Break with a sudden snap!—and then


People in Japan have “musk deer headaches,” and a hurting person in India might invoke “parched chickpeas.” The British “splitting headache!”—which was my mother’s go-to when we made a fuss—is no less peculiar. When trying to describe my shingles, I settled, in my delirium, to calling it “a jaunty hat of pain.” My uncle, who is fighting (bravely) against Lymphoma, says he feels that a cuckoo is trapped in his body, trying desperately to escape. I’m pretty sure he has never swallowed a live bird, and yet, like so many of Bourke’s sufferers, that’s as close as he can get to describing what he feels. As she points out, these descriptions, however bizarre and hyperbolic, still matter. By verbalizing how a pain feels, we are informing the way we feel it.

Grandparents everywhere will tell you that we’re not as tough as we used to be. Though Bourke, who admits to having a very low pain tolerance, hesitates to be declarative, the book lends credence to this view. While reading in Prospect Park about a particularly gruesome surgery on an un-anaesthetised pauper named Townend, (who was told by a doctor that a mere flinch might cost his life), I watched as a small boy, having been assailed by a bee, wailed impressively as though he’d lost a limb. Townend, meanwhile, didn’t peep as the doctor’s blade pierced his skin—the pain, which he channelled into a religious experience, “was exquisite.”

The Story of Pain is full of harrowing first-hand accounts of excruciating pain like Townend’s. This is not a book for the squeamish. Even the hardiest readers will squirm at some passages. Indeed, as Bourke points out, fMRI studies show that it is possible to experience physical pain just by witnessing it—and this book feels, at times, like proof of that.

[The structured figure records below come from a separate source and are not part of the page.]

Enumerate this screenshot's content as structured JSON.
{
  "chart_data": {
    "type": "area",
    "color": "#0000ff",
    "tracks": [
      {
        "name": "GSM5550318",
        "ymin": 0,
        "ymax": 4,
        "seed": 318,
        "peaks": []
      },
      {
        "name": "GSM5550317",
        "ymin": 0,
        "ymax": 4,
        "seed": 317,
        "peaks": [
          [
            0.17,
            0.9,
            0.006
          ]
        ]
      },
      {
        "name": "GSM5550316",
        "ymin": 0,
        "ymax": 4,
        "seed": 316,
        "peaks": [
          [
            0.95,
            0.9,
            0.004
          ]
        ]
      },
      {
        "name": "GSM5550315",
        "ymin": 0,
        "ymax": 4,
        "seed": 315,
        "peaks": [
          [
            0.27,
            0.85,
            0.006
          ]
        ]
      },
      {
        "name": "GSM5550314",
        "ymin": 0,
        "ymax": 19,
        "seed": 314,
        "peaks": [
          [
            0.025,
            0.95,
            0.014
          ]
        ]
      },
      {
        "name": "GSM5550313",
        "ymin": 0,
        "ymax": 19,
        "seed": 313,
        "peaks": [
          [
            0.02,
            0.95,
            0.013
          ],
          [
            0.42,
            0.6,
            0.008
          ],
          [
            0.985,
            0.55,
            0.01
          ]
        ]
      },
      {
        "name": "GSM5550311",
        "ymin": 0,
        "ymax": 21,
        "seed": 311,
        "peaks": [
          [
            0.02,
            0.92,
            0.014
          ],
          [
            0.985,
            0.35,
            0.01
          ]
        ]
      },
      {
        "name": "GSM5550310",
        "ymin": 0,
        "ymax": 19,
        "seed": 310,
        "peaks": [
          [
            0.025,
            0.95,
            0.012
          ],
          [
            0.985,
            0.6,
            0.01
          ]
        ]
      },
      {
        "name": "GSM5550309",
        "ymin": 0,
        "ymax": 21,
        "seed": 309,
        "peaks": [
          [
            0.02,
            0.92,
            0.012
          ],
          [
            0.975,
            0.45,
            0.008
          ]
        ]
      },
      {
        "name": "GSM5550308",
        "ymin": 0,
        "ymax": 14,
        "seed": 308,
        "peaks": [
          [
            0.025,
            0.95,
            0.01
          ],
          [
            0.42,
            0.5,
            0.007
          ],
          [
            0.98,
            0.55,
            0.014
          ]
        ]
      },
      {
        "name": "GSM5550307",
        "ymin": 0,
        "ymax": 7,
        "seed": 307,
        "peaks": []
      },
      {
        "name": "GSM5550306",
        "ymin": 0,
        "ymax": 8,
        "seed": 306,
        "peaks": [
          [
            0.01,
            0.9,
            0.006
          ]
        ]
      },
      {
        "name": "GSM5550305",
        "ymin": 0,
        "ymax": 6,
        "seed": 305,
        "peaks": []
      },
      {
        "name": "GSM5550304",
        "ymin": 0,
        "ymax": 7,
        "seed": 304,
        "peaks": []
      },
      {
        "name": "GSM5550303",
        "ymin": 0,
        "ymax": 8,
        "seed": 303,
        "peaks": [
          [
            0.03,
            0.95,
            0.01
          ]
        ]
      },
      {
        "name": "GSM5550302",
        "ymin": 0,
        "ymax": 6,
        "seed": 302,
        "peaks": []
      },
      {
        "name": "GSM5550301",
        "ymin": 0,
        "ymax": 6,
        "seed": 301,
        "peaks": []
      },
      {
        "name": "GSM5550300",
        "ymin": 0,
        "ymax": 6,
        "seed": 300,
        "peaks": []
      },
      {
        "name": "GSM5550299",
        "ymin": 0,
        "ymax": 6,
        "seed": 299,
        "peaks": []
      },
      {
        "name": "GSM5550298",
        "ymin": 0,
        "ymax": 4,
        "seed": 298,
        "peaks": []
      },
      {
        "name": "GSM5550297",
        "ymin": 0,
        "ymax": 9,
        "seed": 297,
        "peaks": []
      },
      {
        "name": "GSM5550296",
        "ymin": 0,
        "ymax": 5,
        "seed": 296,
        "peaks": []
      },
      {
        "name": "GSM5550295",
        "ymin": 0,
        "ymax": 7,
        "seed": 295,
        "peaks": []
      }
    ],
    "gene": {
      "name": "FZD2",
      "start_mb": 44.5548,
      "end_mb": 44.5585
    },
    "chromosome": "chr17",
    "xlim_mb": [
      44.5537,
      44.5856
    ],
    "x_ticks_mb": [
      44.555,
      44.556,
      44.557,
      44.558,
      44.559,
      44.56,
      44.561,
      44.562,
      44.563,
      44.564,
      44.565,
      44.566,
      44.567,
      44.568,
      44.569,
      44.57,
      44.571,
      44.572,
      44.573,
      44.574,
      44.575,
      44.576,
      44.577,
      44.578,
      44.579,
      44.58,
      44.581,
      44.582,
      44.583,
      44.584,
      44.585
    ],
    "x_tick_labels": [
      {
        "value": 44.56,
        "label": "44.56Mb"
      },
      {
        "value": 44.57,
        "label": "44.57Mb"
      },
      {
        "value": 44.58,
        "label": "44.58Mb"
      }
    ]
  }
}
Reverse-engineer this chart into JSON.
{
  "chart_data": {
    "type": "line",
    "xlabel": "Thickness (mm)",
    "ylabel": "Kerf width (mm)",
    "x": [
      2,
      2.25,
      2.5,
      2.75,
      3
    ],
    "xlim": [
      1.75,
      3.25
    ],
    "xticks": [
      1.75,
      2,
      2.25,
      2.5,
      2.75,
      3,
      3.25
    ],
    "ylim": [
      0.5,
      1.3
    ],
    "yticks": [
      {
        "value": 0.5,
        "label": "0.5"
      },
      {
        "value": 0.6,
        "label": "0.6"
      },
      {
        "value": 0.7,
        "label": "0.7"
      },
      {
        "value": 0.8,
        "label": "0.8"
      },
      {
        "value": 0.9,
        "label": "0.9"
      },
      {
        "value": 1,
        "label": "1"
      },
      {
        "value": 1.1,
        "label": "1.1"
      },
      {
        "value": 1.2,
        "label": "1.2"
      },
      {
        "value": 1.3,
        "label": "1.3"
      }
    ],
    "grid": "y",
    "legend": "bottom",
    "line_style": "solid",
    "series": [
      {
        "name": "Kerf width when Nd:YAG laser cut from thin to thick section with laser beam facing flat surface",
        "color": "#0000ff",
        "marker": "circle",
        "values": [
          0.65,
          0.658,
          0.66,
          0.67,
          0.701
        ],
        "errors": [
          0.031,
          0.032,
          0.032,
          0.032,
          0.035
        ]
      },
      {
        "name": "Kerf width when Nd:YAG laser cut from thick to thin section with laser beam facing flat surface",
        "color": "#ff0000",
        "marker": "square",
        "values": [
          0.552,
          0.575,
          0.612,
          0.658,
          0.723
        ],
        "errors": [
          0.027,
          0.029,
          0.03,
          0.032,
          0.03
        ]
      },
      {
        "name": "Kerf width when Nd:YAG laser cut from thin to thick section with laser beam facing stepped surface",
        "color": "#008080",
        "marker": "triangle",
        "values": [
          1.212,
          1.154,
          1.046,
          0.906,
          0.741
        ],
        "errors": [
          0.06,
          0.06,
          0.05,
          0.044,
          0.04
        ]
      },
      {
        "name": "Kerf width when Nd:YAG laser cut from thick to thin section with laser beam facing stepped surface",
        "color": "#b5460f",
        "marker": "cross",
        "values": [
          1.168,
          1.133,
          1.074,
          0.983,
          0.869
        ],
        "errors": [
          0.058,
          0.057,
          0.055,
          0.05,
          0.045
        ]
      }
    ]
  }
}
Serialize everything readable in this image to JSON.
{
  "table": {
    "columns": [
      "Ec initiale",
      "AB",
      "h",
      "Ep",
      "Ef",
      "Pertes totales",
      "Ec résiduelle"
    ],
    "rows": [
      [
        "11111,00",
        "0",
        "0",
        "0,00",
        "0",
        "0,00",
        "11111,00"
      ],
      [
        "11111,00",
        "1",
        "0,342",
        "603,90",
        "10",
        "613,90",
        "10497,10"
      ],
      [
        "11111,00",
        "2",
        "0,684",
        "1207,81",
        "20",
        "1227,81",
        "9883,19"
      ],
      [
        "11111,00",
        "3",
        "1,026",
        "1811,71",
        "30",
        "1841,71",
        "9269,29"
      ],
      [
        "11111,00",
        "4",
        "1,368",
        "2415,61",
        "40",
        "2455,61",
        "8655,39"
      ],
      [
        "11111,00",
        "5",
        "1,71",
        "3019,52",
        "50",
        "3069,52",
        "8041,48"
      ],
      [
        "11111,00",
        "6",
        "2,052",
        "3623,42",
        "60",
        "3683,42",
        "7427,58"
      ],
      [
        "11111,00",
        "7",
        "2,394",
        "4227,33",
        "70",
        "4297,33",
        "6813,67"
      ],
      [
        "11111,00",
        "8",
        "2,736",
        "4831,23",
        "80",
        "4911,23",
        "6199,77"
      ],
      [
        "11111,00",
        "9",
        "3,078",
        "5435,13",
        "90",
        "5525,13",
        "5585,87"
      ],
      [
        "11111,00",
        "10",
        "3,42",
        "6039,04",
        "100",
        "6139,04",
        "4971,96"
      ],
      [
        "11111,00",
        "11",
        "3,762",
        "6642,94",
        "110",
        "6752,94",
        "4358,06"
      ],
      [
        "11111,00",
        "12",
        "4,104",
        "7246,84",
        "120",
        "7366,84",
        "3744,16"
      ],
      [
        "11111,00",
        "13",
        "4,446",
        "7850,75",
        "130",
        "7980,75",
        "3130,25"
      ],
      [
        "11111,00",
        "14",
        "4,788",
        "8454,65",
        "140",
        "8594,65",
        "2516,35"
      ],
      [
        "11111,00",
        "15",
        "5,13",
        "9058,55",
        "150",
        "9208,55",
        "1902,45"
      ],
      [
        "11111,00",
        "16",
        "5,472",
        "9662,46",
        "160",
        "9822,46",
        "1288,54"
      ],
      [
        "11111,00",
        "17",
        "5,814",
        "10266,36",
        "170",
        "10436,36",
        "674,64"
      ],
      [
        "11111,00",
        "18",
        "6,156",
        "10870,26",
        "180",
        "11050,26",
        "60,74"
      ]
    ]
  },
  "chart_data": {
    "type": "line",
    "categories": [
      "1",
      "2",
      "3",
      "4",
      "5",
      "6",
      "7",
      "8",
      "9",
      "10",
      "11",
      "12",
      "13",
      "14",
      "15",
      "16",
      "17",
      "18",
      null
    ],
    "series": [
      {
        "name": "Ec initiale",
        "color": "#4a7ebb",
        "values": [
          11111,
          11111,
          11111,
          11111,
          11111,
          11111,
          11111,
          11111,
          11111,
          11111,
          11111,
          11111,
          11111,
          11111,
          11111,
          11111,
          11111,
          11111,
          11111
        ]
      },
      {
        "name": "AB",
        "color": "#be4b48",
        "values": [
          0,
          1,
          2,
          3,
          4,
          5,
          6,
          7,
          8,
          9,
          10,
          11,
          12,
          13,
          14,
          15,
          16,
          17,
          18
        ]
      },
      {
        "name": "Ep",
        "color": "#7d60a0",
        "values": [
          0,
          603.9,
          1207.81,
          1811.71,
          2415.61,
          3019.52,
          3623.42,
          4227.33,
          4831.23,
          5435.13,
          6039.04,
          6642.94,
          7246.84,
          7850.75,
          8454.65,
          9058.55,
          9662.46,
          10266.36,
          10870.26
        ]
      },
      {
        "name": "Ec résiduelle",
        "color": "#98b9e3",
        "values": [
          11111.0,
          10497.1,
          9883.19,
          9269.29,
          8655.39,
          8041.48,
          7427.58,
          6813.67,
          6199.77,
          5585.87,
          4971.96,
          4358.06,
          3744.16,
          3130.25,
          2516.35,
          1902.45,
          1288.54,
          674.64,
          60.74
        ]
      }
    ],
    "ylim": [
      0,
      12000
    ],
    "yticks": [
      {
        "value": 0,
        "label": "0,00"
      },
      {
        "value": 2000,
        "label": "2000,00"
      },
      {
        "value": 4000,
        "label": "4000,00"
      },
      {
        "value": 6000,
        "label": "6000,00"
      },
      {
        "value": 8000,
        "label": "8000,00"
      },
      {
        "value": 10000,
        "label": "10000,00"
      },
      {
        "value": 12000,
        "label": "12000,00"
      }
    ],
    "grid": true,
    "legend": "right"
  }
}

But on balance, reading The Story of Pain is more pleasant than painful. Bourke has, for the most part, put together a fantastic, compelling, and engaging history. She writes scrupulously and generously. Her thesis, that pain can be better analyzed if thought of as an event, feels like an academic exercise—unnecessary and a little forced. Thankfully, within a hundred pages or so, she drops the argument and lets the primary sources guide her writing. This material is so rich, and the author’s connective tissue so fine, that it is easy to forgive the occasional clunky theoretical move, and focus instead on the action.

Bourke, whose previous titles include Fear: A Cultural History, is by training and reputation a chronicler of forgotten and downtrodden historical actors. When she turns her attention to the pain of these figures, especially in the final and best chapter, “Pain Relief,” she hits her stride. “There was and still is nothing democratic about pain,” she writes. The history of suffering and treatment is tied up with racism, classism, and sexism (just consider the phrase “take it like a man”). Bourke shows that the burden of suffering still falls disproportionately on women, minorities, and the impecunious. “Poor people can’t expect to drive a Rolls-Royce,” says one particularly unsympathetic anaesthesiologist, whom Bourke quotes, “so why should they expect to receive the Cadillac of anaesthesia for free?” It’s so unfair that it hurts, which is exactly Bourke’s point.

Arthur Holland Michel is a writer and editor living in Brooklyn. He is the codirector of the Center for the Study of the Drone at Bard College.